Por ejemplo, no tenemos ninguna forma de examinar a las personas regularmente para detectar linfoma no Hodgkin, un cáncer común después del tratamiento. Por ahora, parece prudente que los que son linfoma de Hodgkin deben conocer los síntomas del linfoma no Hodgkin y buscar atención médica si surgiera alguno de estos síntomas.

Para aquellos cánceres en los que existen pautas, puede esperar un cambio. Estamos comenzando a comprender los riesgos de los cánceres secundarios, y queda mucho por investigar.

Importancia de la atención médica regular después del linfoma de Hodgkin

Además de cualquier seguimiento recomendado por su oncólogo para la detección temprana de cánceres secundarios, es importante asegurarse de estar al día con los exámenes de detección normales.

A menudo, cuando se trata de cáncer, otros problemas médicos son expulsados ​​a un segundo plano (o fuera de la estufa por completo). Las pruebas de detección como la colonoscopia pueden omitirse. Para muchas personas, lo último que desean hacer después de completar el tratamiento es hacerse una prueba de detección que pueda detectar otro cáncer.

En otra nota, puede tener lo que podría ser un síntoma temprano de cáncer, pero en relación con lo que ha pasado, su síntoma puede no parecer tan significativo. Las personas con cáncer a menudo aprenden a vivir con cierto grado de dolor o incomodidad, y casi todo el mundo aprende a vivir con la fatiga. Puede ser muy difícil distinguir la fatiga debido a un nuevo problema de la fatiga que dura aparentemente para siempre después del tratamiento del cáncer. Escucha a tu cuerpo y confía en tu instinto. Si algo parece diferente, hable con su médico.

¿Cómo se puede reducir el riesgo de un segundo cáncer?

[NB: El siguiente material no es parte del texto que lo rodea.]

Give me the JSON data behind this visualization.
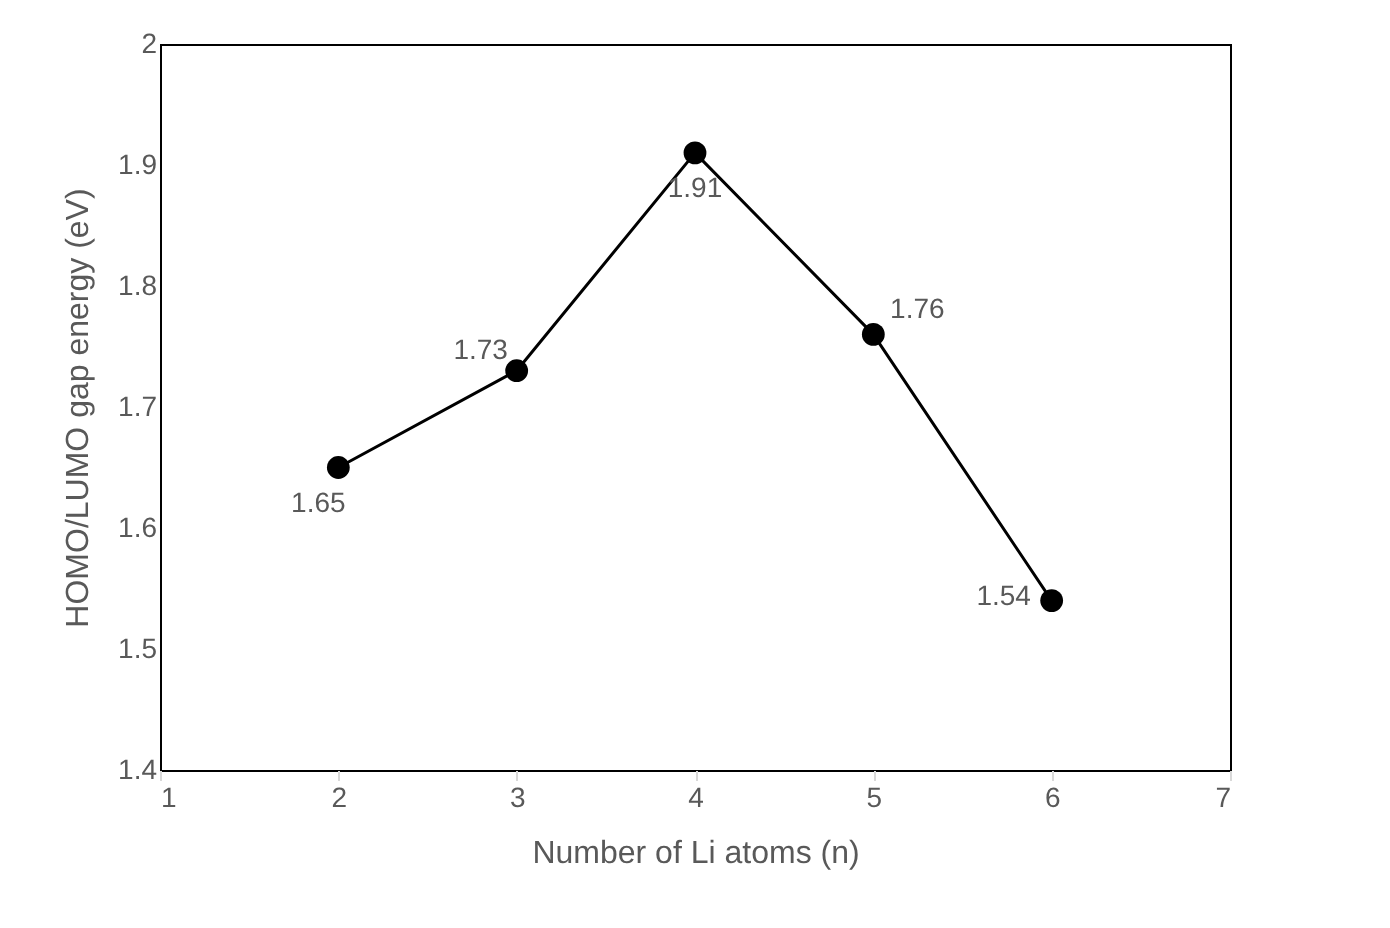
{
  "chart_data": {
    "type": "line",
    "xlabel": "Number of Li atoms (n)",
    "ylabel": "HOMO/LUMO gap energy (eV)",
    "x": [
      2,
      3,
      4,
      5,
      6
    ],
    "series": [
      {
        "color": "#000000",
        "values": [
          1.65,
          1.73,
          1.91,
          1.76,
          1.54
        ]
      }
    ],
    "xlim": [
      1,
      7
    ],
    "xticks": [
      1,
      2,
      3,
      4,
      5,
      6,
      7
    ],
    "ylim": [
      1.4,
      2
    ],
    "yticks": [
      1.4,
      1.5,
      1.6,
      1.7,
      1.8,
      1.9,
      2
    ],
    "data_labels": true,
    "marker": "circle",
    "line_style": "solid",
    "grid": false
  }
}
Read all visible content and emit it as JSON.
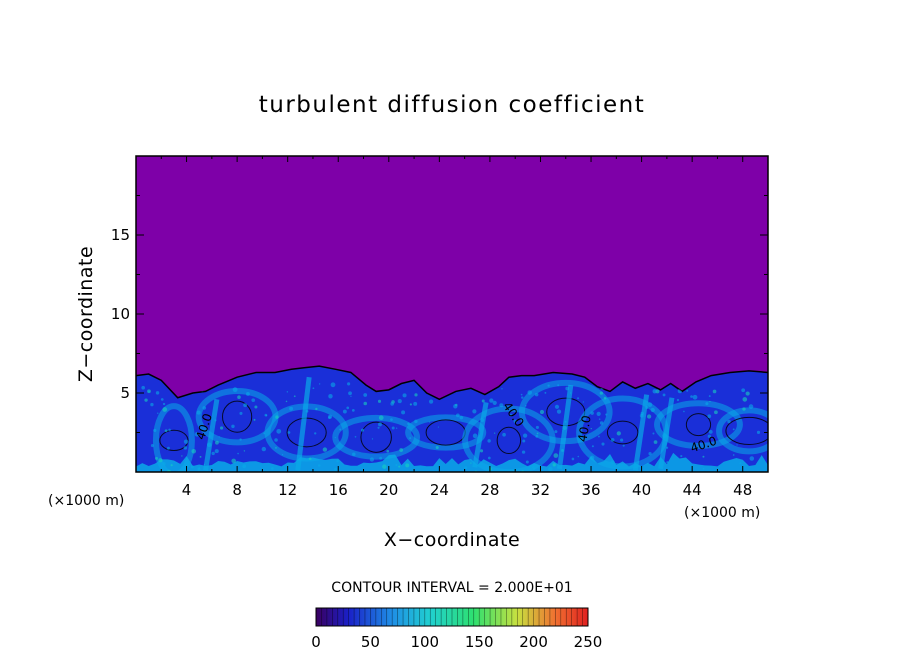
{
  "chart_data": {
    "type": "heatmap",
    "title": "turbulent diffusion coefficient",
    "xlabel": "X−coordinate",
    "ylabel": "Z−coordinate",
    "x_unit_left": "(×1000 m)",
    "x_unit_right": "(×1000 m)",
    "xlim": [
      0,
      50
    ],
    "ylim": [
      0,
      20
    ],
    "x_ticks": [
      4,
      8,
      12,
      16,
      20,
      24,
      28,
      32,
      36,
      40,
      44,
      48
    ],
    "y_ticks": [
      5,
      10,
      15
    ],
    "contour_interval_text": "CONTOUR INTERVAL = 2.000E+01",
    "contour_labels": [
      "40.0",
      "40.0",
      "40.0",
      "40.0"
    ],
    "colorbar": {
      "min": 0,
      "max": 250,
      "ticks": [
        0,
        50,
        100,
        150,
        200,
        250
      ]
    },
    "colors": {
      "background_field": "#7e00a8",
      "low": "#1a2fd8",
      "mid": "#0aa9e8",
      "high": "#18d1c0"
    },
    "boundary_layer": [
      [
        0,
        6.1
      ],
      [
        1,
        6.2
      ],
      [
        2,
        5.8
      ],
      [
        3.3,
        4.7
      ],
      [
        4.5,
        5.0
      ],
      [
        5.5,
        5.1
      ],
      [
        6.5,
        5.5
      ],
      [
        8,
        6.0
      ],
      [
        9.5,
        6.3
      ],
      [
        11,
        6.3
      ],
      [
        12.3,
        6.5
      ],
      [
        13.3,
        6.6
      ],
      [
        14.5,
        6.7
      ],
      [
        15.8,
        6.5
      ],
      [
        17,
        6.3
      ],
      [
        18.2,
        5.5
      ],
      [
        19,
        5.1
      ],
      [
        20,
        5.2
      ],
      [
        21,
        5.6
      ],
      [
        22,
        5.8
      ],
      [
        23,
        5.0
      ],
      [
        24,
        4.6
      ],
      [
        25.3,
        5.1
      ],
      [
        26.5,
        5.3
      ],
      [
        27.6,
        4.9
      ],
      [
        28.7,
        5.4
      ],
      [
        29.5,
        6.0
      ],
      [
        30.5,
        6.1
      ],
      [
        31.5,
        6.1
      ],
      [
        33,
        6.3
      ],
      [
        34.5,
        6.2
      ],
      [
        35.5,
        6.0
      ],
      [
        36.5,
        5.4
      ],
      [
        37.5,
        5.1
      ],
      [
        38.5,
        5.7
      ],
      [
        39.5,
        5.3
      ],
      [
        40.5,
        5.6
      ],
      [
        41.5,
        5.2
      ],
      [
        42.3,
        5.6
      ],
      [
        43.2,
        5.1
      ],
      [
        44.3,
        5.7
      ],
      [
        45.5,
        6.1
      ],
      [
        47,
        6.3
      ],
      [
        48.5,
        6.4
      ],
      [
        50,
        6.3
      ]
    ]
  }
}
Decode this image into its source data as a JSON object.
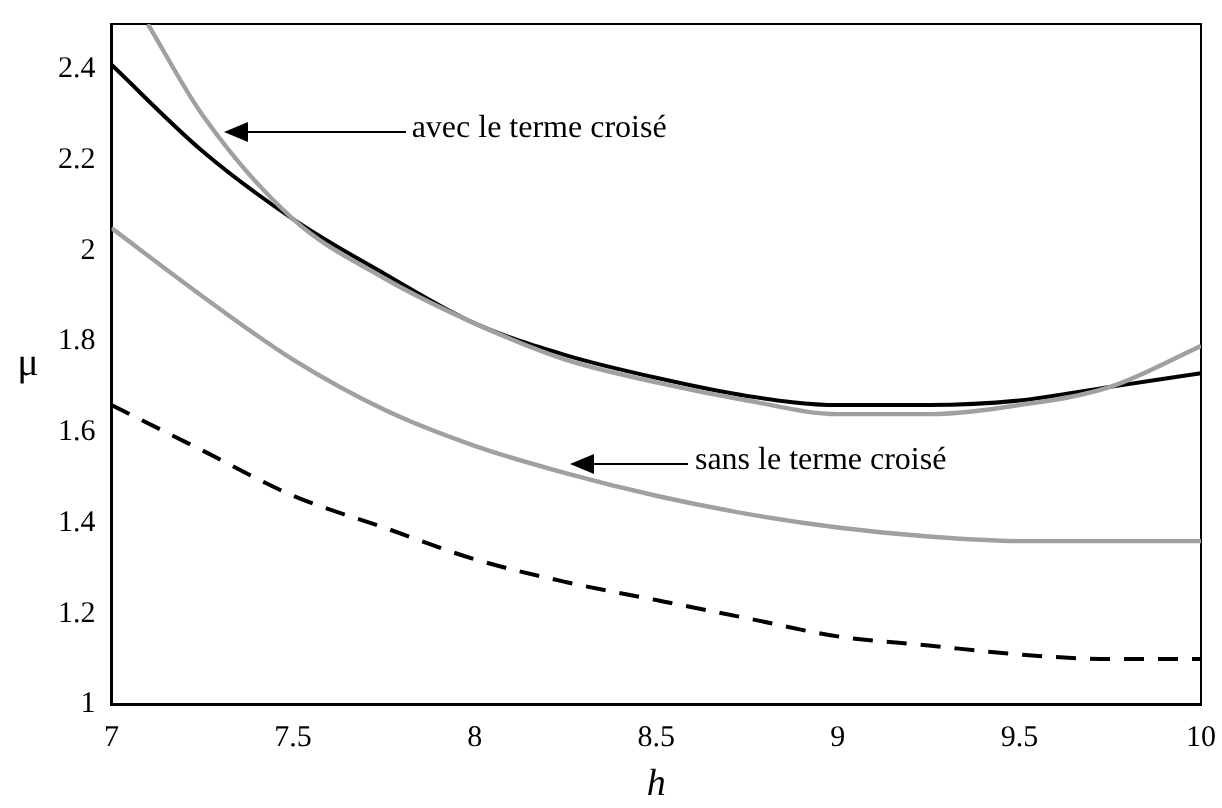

Además de las pruebas de detección que recomienda su médico, la adopción de prácticas de estilo de vida saludable puede reducir el riesgo de desarrollar un cáncer secundario. Esto incluye:

Consumir una dieta saludable

Mantener un peso saludable

Evitar el tabaco

Ejercer regularmente

Limitar el consumo de alcohol

Seguir las recomendaciones de mantenimiento de la salud y las pautas de detección

  • Además, es posible que desee consultar estos consejos para reducir el riesgo de cáncer de colon , estos consejos sobre cómo reducir el riesgo de cáncer de pulmón, y estas ideas sobre cómo reducir el riesgo de cáncer de seno.
  • Una palabra de Verywell
  • Puede ser aterrador saber que hay un riesgo de cánceres secundarios después del tratamiento del linfoma de Hodgkin, pero también hay muchas cosas que puede hacer para reducir el riesgo. Un estilo de vida saludable puede ayudar a reducir el riesgo de estos cánceres, así como las condiciones médicas comunes entre el público en general. Es importante que hable con su oncólogo sobre las pruebas de detección recomendadas según los tratamientos que haya tenido. También es una buena idea tener nuevos síntomas revisados ​​de inmediato. Esta combinación de reducir el riesgo y aumentar las posibilidades de que encuentre un cáncer en las primeras etapas tratables puede ayudar mucho a hacer de su supervivencia con linfoma de Hodgkin una buena nueva normalidad.